My new normal has been much like yours: taking off my shoes and waiting in long lines at airports, and worrying about suspicious packages left unattended.  But I have also made a conscious effort to change the arc of my professional career since 9/11/01.  Then I was working as a teacher in an elementary school, quite pregnant with my third child and contemplating my maternity leave.  Now I teach World Religions classes to adults and spend much of my rabbinate in conversations with people of other faiths.

I follow interfaith organizations on Twitter; I stalk Parabola magazine on Facebook; I attend as many lectures and events in town as my busy schedule will allow; and I work to establish deep connections and true friendships with “the other.”  If alienation and hatred could lead to the 9/11 attacks then perhaps relationships and education can be the inoculation against a reprise.

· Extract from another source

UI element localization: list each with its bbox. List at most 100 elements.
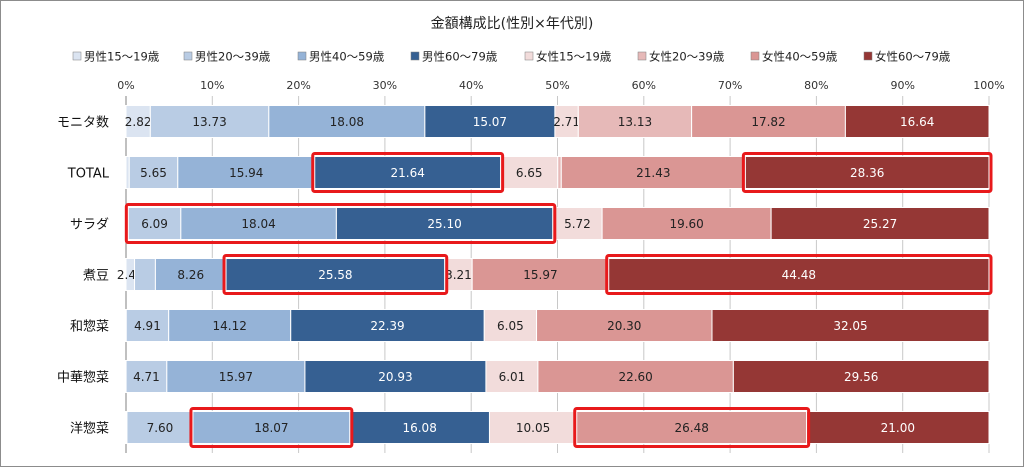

A sense of normalcy has emerged in the post 9/11 age for me: I have focused my attention on learning about the experiences and beliefs of other people.  Just this week I started following a new blog about biblical texts that is written by three women—a Jew, a Christian and a Muslim—who are striving to achieve similar normalcy. If you are seeking knowledge of the Hebrew and Christian Bibles and the Quran, I highly recommend reading and responding to their posts.

Maybe someday we will read about them on the first page of The New York Times.